NYTimes: ‘The Food May be Fast…’
I just finished reading the article “The Food May Be Fast, but These Customers Won’t Be Rushed” in the NYTimes and I wanted to share it with you.
The article is a discussion about how the dining rooms of fast food restaurants (McDonald’s is discussed mostly) are starting to look more like the insides of a Starbucks. In other words you see more and more customers ordering just a cup of coffee and taking up space at a table for extended periods of time. This is popular with the elderly (and sometimes homeless) especially at McDonalds. They’ll buy a small coffee and read the newspaper for 30 minutes or longer. McDonalds used to be a place where customers would buy food, eat and leave, but it’s starting to become a place where people do more than just eat.

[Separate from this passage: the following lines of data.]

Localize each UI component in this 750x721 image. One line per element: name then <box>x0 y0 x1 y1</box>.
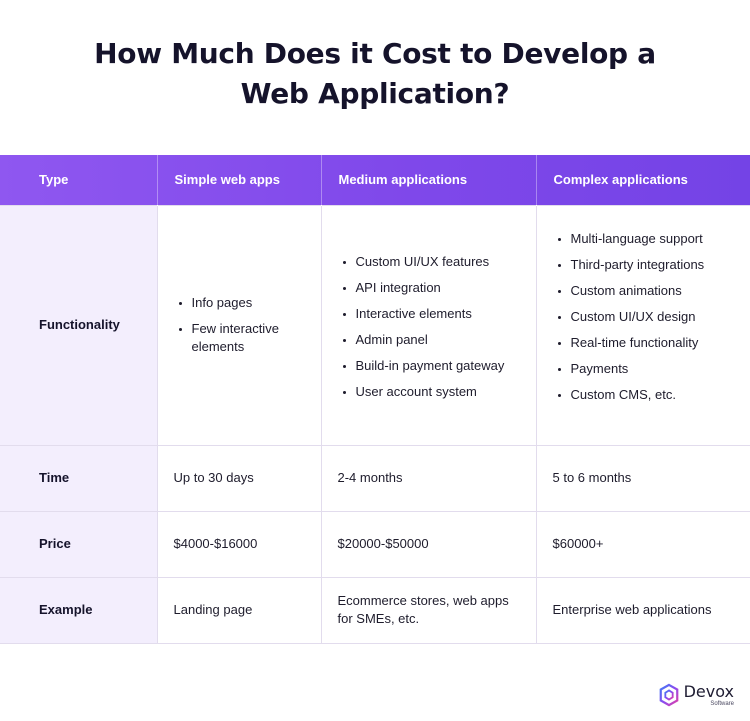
table-row-time: Time Up to 30 days 2-4 months 5 to 6 mon… <box>0 444 750 511</box>
title-line-1: How Much Does it Cost to Develop a <box>94 37 656 70</box>
list-item: Custom UI/UX features <box>338 253 526 271</box>
list-item: Custom UI/UX design <box>553 308 741 326</box>
logo-subtitle: Software <box>710 700 734 707</box>
list-item: User account system <box>338 383 526 401</box>
bullet-list-medium: Custom UI/UX features API integration In… <box>338 253 526 401</box>
cell-functionality-complex: Multi-language support Third-party integ… <box>535 204 750 445</box>
list-item: Multi-language support <box>553 230 741 248</box>
cell-example-complex: Enterprise web applications <box>535 576 750 644</box>
devox-logo-icon <box>659 683 678 707</box>
list-item: Build-in payment gateway <box>338 357 526 375</box>
table-row-price: Price $4000-$16000 $20000-$50000 $60000+ <box>0 510 750 577</box>
list-item: Real-time functionality <box>553 334 741 352</box>
cell-time-simple: Up to 30 days <box>156 444 321 511</box>
cell-time-medium: 2-4 months <box>320 444 536 511</box>
list-item: Interactive elements <box>338 305 526 323</box>
header-medium: Medium applications <box>320 155 536 205</box>
cell-example-simple: Landing page <box>156 576 321 644</box>
table-header-row: Type Simple web apps Medium applications… <box>0 155 750 205</box>
table-row-functionality: Functionality Info pages Few interactive… <box>0 204 750 445</box>
cell-price-complex: $60000+ <box>535 510 750 577</box>
row-label-time: Time <box>0 444 157 511</box>
cost-comparison-table: Type Simple web apps Medium applications… <box>0 155 750 644</box>
logo-name: Devox <box>683 681 734 701</box>
list-item: Custom animations <box>553 282 741 300</box>
list-item: Admin panel <box>338 331 526 349</box>
list-item: Custom CMS, etc. <box>553 386 741 404</box>
header-simple: Simple web apps <box>156 155 321 205</box>
header-complex: Complex applications <box>535 155 750 205</box>
row-label-functionality: Functionality <box>0 204 157 445</box>
cell-functionality-medium: Custom UI/UX features API integration In… <box>320 204 536 445</box>
table-row-example: Example Landing page Ecommerce stores, w… <box>0 576 750 644</box>
row-label-price: Price <box>0 510 157 577</box>
cell-time-complex: 5 to 6 months <box>535 444 750 511</box>
row-label-example: Example <box>0 576 157 644</box>
list-item: Few interactive elements <box>174 320 311 356</box>
list-item: Third-party integrations <box>553 256 741 274</box>
bullet-list-simple: Info pages Few interactive elements <box>174 294 311 356</box>
devox-logo: Devox Software <box>658 683 734 707</box>
title-line-2: Web Application? <box>240 77 510 110</box>
list-item: API integration <box>338 279 526 297</box>
list-item: Payments <box>553 360 741 378</box>
cell-price-simple: $4000-$16000 <box>156 510 321 577</box>
page-title: How Much Does it Cost to Develop a Web A… <box>0 34 750 114</box>
cell-example-medium: Ecommerce stores, web apps for SMEs, etc… <box>320 576 536 644</box>
bullet-list-complex: Multi-language support Third-party integ… <box>553 230 741 404</box>
header-type: Type <box>39 172 69 188</box>
cell-functionality-simple: Info pages Few interactive elements <box>156 204 321 445</box>
cell-price-medium: $20000-$50000 <box>320 510 536 577</box>
list-item: Info pages <box>174 294 311 312</box>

This trend has annoyed some fast food employees and customers who have a more difficult time finding places to sit, but the article brings up a good point considering public space. The article quotes Don Mitchell, a Syracuse professor of urban geography:
“Whether they have been private property, public property or something in between,” he said, “taking up space is a way to claim a right to be, a right to be visible, to say, ‘We’re part of the city too.’ ”

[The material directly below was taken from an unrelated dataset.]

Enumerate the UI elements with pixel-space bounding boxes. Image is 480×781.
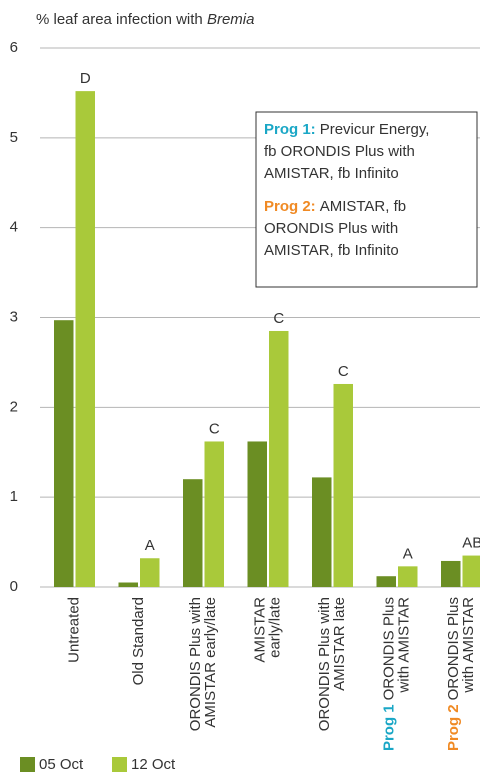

The coffee drinking patrons could certainly do whatever task they’re doing at home, be it reading the newspaper, their mail or a book, but there’s a sense of participating in society that is gained doing these things in a public space. It’s the reason I love drinking a coffee at Starbucks or in a library; there’s stuff going on around you: conversations, people coming and going, etc. that makes life more interesting. It’s a welcome change of scenery for those who may not have a lot going on at home (some elderly for example). I don’t think this behavior needs to be discouraged. In fact we could use more of it.